Grupos dispersos de caçadores

A Polícia Nacional na província do Cuando Cubango dispersou, nos municípios do Rivungo e Dirico, quatro grupos de caçadores, incluindo 15 nacionais angolanos, zambianos e namibianos que se suicidaram indiscriminadamente para matar vários animais, incluindo marfim. troca.

09/06/2022  ÚLTIMA ATUALIZAÇÃO 08H05

Em declarações à comunicação social, o porta-voz do Comando Provincial da Polícia Nacional, Superintendente-Chefe Augusto Tomás, disse que dos 15 residentes, sete estavam em fuga e oito foram detidos, incluindo dois cidadãos zambianos e igual número de namibianos. Os quatro angolanos são provenientes dos municípios de Rivungo e Dirico.

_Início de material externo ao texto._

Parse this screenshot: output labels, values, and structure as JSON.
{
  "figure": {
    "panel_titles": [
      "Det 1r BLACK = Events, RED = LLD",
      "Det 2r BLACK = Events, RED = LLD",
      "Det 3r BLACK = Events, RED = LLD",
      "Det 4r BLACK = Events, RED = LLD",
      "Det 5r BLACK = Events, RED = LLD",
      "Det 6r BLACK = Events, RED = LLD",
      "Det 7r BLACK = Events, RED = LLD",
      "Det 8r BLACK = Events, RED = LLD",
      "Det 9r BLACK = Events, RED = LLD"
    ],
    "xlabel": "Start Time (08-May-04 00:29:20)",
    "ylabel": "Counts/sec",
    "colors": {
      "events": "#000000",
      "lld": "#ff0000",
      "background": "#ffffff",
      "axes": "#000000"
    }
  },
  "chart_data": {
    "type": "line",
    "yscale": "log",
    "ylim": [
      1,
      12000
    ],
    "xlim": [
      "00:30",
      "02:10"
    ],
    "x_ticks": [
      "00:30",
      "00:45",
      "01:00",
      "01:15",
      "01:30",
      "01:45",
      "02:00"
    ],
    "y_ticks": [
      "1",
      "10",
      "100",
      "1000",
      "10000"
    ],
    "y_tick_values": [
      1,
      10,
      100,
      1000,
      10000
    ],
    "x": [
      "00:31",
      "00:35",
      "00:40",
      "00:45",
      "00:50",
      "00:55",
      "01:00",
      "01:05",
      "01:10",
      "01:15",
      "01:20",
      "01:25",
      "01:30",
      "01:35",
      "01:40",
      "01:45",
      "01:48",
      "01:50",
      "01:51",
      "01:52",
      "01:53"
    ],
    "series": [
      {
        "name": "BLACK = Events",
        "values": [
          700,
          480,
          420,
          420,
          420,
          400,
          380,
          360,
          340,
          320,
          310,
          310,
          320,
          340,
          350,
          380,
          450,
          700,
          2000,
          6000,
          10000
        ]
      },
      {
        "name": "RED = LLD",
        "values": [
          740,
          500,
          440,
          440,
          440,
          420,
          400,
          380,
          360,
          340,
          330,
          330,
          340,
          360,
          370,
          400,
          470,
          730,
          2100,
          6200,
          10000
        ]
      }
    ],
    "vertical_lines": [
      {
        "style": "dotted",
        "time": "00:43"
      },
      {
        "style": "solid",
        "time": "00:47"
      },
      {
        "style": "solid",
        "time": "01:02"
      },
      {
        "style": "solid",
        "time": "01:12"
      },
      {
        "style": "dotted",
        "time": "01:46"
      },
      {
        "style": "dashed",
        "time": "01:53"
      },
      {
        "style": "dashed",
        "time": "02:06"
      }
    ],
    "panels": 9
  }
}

As detenções foram efectuadas na sequência de uma micro-operação realizada de 27 de Maio a 1 de Junho, pelas Forças de Defesa e Segurança, em colaboração com ambientalistas na zona de Mata-Bicho do Bico de Angola (Rivungo. Município) e Limpopo e Mavamba (Dirico).

Entre os presos estava o líder de um dos grupos. A operação também resultou na apreensão de seis armas de fogo, quatro AKMs e dois fuzis, 20 munições diferentes, três celulares, três painéis solares, dois machados, uma lança, duas barracas individuais e três pastas de roupas.

A carne de ressaca, documento de identidade de um suposto membro das Forças de Defesa e outras fontes também foram apreendidos.

Augusto Tomás disse que oito presos foram transferidos para o Departamento de Obras Públicas para serem julgados. O Chefe da Polícia Nacional assegurou que as Forças de Defesa e Segurança vão continuar a reforçar as medidas operacionais integradas, destinadas à detenção de refugiados, bem como à prevenção e combate à criminalidade contra a biodiversidade na província.


A polícia nacional prendeu um suspeito especialista em saúde

A Polícia Nacional voltou a detê-lo no dia 5 deste mês, na zona da Paz, nos arredores de Menongue, por suspeita de ser um profissional de saúde. O cidadão em questão tem 80 anos e é acusado de homicídio voluntário quando um cidadão de 48 anos foi vítima.

Tudo isso aconteceu pouco antes das 2h deste mês, quando o falecido estava passeando com um vizinho, pedindo ao suspeito que operasse um tumor no pescoço, o que ele inicialmente recusou por não ter. esse propósito. Mas às 6 da manhã do dia 5, a mulher vencida e seu vizinho instaram o réu a retomar o trabalho, e o preço foi fixado em 30.000 FIRSTs, onde 2.000 FIRSTs já haviam sido pagos pela cirurgia.

Na tentativa de operar a garganta com uma faca incomum, o sangue da vítima e o chamado especialista em saúde o removeram do quintal e o levaram para o centro de sua sala, dando-lhe um balão intravenoso. Infelizmente, o “paciente” finalmente morreu às 11 horas daquele mesmo dia.

Augusto Tomás disse que quando a equipa do Comandante Provincial da Polícia tomou conhecimento da situação, encaminhou a tropa para a detenção dos arguidos e foi instaurado um processo-crime e encaminhado para o Departamento de Obras Públicas para tratamento adequado.

Segundo Augusto Tomás, um médico alegadamente formado na Escola Polivalente Bei, na localidade da Jamba, concelho do Rivungo, funcionava desde 1977.

Um porta-voz do Comando Provincial da Polícia Nacional exortou os residentes a evitarem o tratamento dos chamados profissionais de saúde, devendo sempre que possível dirigirem-se a estabelecimentos de saúde idóneos para tratamento médico e medicamentoso adequado.